You will notice that there are several nodes in different colors with names and numbers. Furthermore, the edges have different colors, line styles and numbers attached. Let us go through all these elements step by step and meet first peculiarities of Firm.

  • Each irn possesses two numbers separated by a colon. The first number is unique in the whole program (irp) the second one is unique in the irg. Being unique in the program eases debugging, since each node can be uniquely identified. Having a number per irg is useful for bitsets, or maps using that number to index elements. Therefore the first number is called the node number and the second one the node index.

  • The two blue nodes Start and End present the source and sink for all data and control flow. They are the only nodes which are painted in blue so the begin and the end of the program is easy to spot.

  • The light yellow nodes with the label Block represent basic blocks in a control flow graph.

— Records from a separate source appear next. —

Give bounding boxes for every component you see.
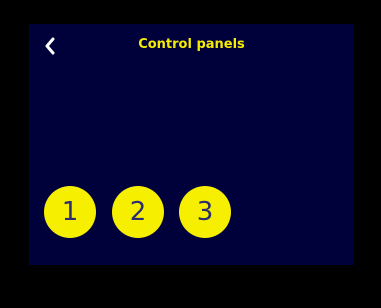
page-title: Control panels — [138, 37, 245, 52]
panel-1-button[interactable]: 1 — [44, 186, 96, 238]
control-panels-screen: Control panels 1 2 3 — [29, 24, 354, 265]
panel-2-button[interactable]: 2 — [112, 186, 164, 238]
panel-3-button[interactable]: 3 — [179, 186, 231, 238]
device-bezel: Control panels 1 2 3 — [0, 0, 381, 308]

  • Nodes can belong to a basic block. This membership is expressed with the dotted edges. For example, the End node belongs to block 1711. The block of the End node is called the end block and the block of the Start node is called start block respectively.

  • Each block has red edges originating from itself. These edges are control flow edges. Exceptionally, they are drawn in the wrong direction. For example, the Return node transfers the control to block 1711 although the edge is drawn in the other direction. This is due to the internal representation of control flow. Each block has an array of control flow predecessor nodes, i.e. nodes that transfer the control to it. The numbers at the control flow edges give the predecessors of a block some order. This will be important when we will consider Φ-nodes.

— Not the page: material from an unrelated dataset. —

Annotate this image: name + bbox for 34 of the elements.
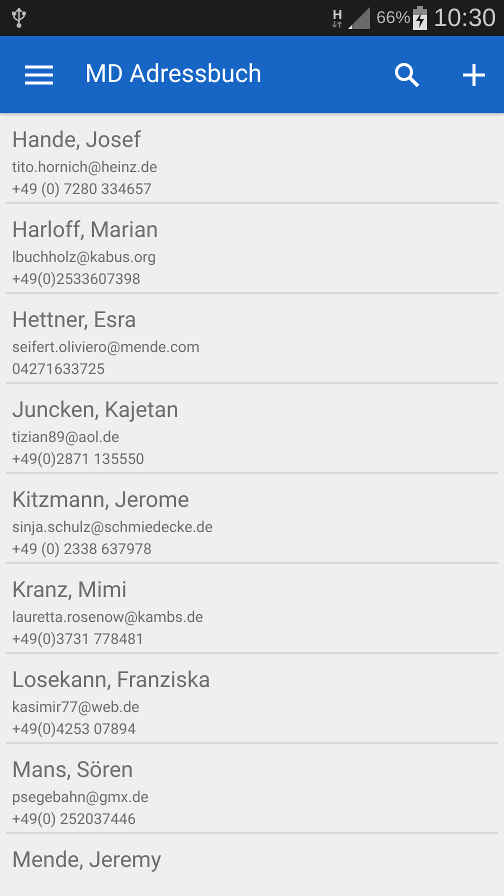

  • One rule in Firm says that each block has at least one predecessor. However, this is slightly contrary to the concept of a control flow graph which has exactly one node which is the origin of control flow and has thus no such predecessor. To maintain this rule a control flow self loop is attached to the start block. This loop is from node 1354 to 1358 in the example. (NOTE: This is not true in anymore in latest firm versions, we have to update the image and remove this text then)

Projections

images/IRG_Add.png
Figure 2. A method returning the sum of its two operands

Drawing the block membership explicitly can lead to very non-concise graphs. Following the familiar drawings of control flow graphs, we thus draw basic blocks as big containers in which all belonging nodes are placed. From now on, we will only draw the graphs this way.

Consider the graph on the right. You might have asked yourself what about these Proj nodes which seem to occur frequently. One of the Firm axioms is that each SSA value corresponds to a node and vice versa. For operations which produce multiple results, this seems to pose a problem. Firm’s solution to this problem is to let that operation return a tuple value out of which the results can be projected. This is done with Proj nodes. Note that Tuples can also be nested. In the example graph on the right, the Start node returns a tuple out of which three values are projected. Node 1388 projects element 1 from the tuple. Node 1386 projects the element t_args from the tuple, which is itself a tuple. It contains all arguments passed to the method this IRG represents. And finally, node 1382 projects the initial control flow (denoted X_initial_exec).

Using Proj nodes to handle multiple return values has pros and cons. The biggest con is that a Proj does not resemble a real instruction. The biggest pro is that, using Projs, each SSA value directly corresponds to a node. This makes a lot of things easier when working on the graphs; to address a result without Proj nodes, one would have to maintain a pair (node, result number). Usage of Proj nodes is disputable. Firm chose to have them.

As you can see, the method on the right really does something, in contrast to the last example. Node 1397 adds the both operands given to the method. Its result is returned by the Return node 1399.